Does Curry's paradox have to be self-referential? This is kind of a logic question so I'm not exactly sure it belongs in math, but does Curry's paradox have to be self-referential?
For example, could this be considered an example of Curry's paradox, even though it isn't self-referential:
If I teach math, then elephants fly.
I teach math.
Therefore, elephants fly.
https://en.wikipedia.org/wiki/Curry%27s_paradox
 A: The point of self-referentiality is that it can force truth values to behave in a certain way. In general, if you just assert a sentence, there's no reason I can't say "But that's wrong!" For example, in this context disagreeing with the sentence "If I teach math, then elephants fly" defuses the paradox.

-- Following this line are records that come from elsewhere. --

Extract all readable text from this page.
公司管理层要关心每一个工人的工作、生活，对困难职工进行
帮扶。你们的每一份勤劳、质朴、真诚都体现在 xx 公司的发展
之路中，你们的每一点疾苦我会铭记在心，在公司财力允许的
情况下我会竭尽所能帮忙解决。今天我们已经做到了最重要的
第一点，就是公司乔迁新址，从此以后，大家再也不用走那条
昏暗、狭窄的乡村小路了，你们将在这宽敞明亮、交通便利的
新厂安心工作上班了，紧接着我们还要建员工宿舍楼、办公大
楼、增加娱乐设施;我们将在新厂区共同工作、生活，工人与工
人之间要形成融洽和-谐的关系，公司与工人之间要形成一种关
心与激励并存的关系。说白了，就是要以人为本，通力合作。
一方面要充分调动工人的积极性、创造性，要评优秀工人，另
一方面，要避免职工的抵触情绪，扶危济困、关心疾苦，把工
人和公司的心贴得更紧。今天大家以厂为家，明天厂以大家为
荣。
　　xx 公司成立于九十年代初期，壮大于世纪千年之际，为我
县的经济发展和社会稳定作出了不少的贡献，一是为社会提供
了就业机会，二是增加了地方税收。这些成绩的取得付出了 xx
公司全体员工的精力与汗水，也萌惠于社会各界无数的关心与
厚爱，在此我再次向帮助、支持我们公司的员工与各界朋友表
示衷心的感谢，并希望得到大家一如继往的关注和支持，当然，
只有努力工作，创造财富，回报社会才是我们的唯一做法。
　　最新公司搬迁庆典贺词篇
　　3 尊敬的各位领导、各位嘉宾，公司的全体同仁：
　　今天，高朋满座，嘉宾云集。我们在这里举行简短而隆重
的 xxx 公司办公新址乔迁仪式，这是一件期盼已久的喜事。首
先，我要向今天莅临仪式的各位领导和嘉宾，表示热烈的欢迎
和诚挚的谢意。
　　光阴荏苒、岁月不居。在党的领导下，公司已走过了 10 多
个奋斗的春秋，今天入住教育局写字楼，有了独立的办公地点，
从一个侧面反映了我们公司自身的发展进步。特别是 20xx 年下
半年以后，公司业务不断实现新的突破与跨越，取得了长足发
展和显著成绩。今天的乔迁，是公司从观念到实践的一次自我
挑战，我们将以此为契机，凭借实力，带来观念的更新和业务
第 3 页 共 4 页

But self-referential statements can add a weird layer of complexity: by referring to their own truth, they can control their own truth value simply by virtue of existing! For instance, consider the sentence "This statement is false": the way it talks about itself, rules out the possibility of consistently saying that it's true or false.
The Curry paradox is an interesting variation on this: it is an example of a sentence which doesn't "explode," but rather just forces itself to be true; and moreover lets us cook up such examples with whatever consequences we want. It shows that there's more flexibility in self-reference than merely producing immediate contradictions (although of course we can use Curry to produce an immediate contradiction, the point is that we don't have to). 

For a (arguably) non-self-referential paradox, consider Yablo's paradox: let $p_n$ be the sentence "There is at least one $m>n$ such that $p_m$ is false", for $n\in\mathbb{N}$. Then how can we assign truth values to these sentences? Either we make infinitely many of them false, in which case all of them must be true; or we make only finitely many of them false, in which case all but finitely many of them are false.
In a sense, Yablo is an "unfolded Liar," but making this precise takes serious effort.
A: There is no paradox here, just a false statement. Given that elephants don't fly, if the sentence "I teach math" is true, the sentence "If I teach math, then elephants fly" is false.